The BOM cost of silicon carbide power system is only 60% higher than that of silicon-d power system. We believe that with the further reduction of silicon carbide cost, large-scale replacement of silicon-d power devices is imperative. When silicon carbide/gallium nitride operates at higher switching frequencies, the required peripheral electronic components and cooling system costs are significantly reduced. Although in terms of cost per device, silicon carbide/gallium nitride is more than 5 times more expensive than silicon-d devices. However, in terms of the overall cost of the system, the cost gap between silicon carbide/gallium nitride and silicon-d devices is very small. According to the data, the BOM cost of a single 60kw silicon carbide power module is $732, while the BOM cost of the corresponding silicon-d IGBT power module is about $458. The cost of silicon carbide power system is only 60% higher than that of the silicon-d power system.

 ⑤The domestic industrial chain is taking shape

    Silicon carbide industrial chain can be divided into three industrial s, one is the upstream substrate, two is the middle epitaxial wafer, three is the downstream device manufacturing. Foreign supply chain system mainly includes:
Substrate: Cree, Rohm, EPISIL
EPI epitaxial plate: Cree, Rohm, infineon, GE, mitsubishi
Devices: infineon, Cree, Rohm, stmicroelectronics, micron, GenSiC, mitsubishi
Silicon carbide devices, the international silicon carbide SBD, silicon carbide MOSFET have achieved mass production, the product pressure range of 600v-1700v, single chip current more than 50A.
A relatively complete silicon carbide industrial chain system has been formed in China.

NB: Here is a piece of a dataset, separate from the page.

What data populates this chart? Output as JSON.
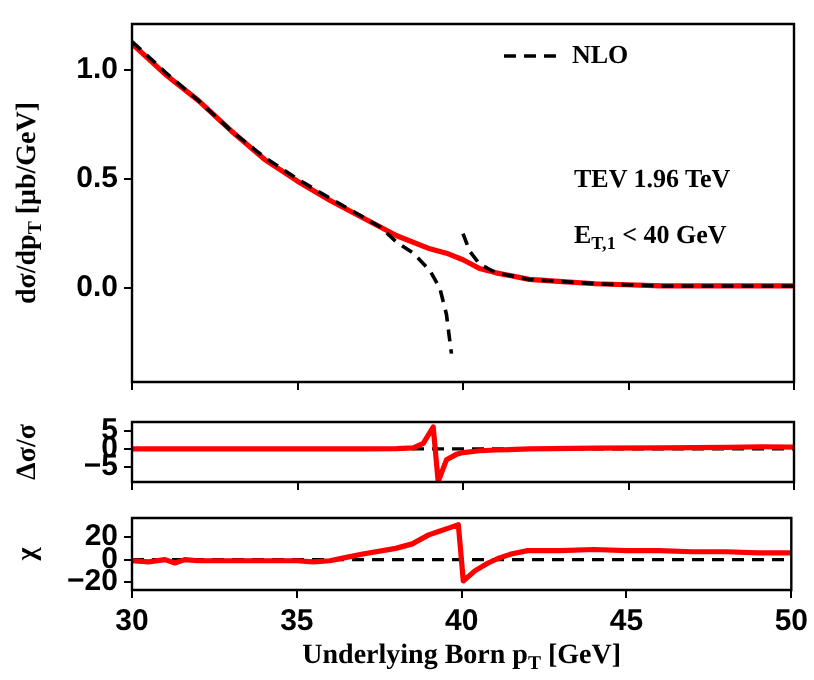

Substrate material: shandong tianyue, tianke heda, hebei tongguang crystal, Beijing century golden light
EPI silicon wafer: dongguan tianyu semiconductor, xiamen hantiantian
Devices: tyco tianrun, hanxin, yangjie technology, CLP 55, CLP 13, keneng core, CRRC era electric
Module: jiaxing sida, he nansen yuan, changzhou wujin kehua, zhongche era electric
At present, silicon carbide market is in the initial stage, the gap between domestic manufacturers and overseas traditional giants is small, and domestic enterprises are expected to overtake in the local market applications. Domestic enterprises have formed sales revenue in silicon carbide SBD, and the industrialization of silicon carbide MOSFET is still in the prototype device development stage. In addition, China has developed 1700V/1200A hybrid module (silicon IGBT mixed with silicon carbide SBD), 4500V/50A and other large capacity full SiC power modules.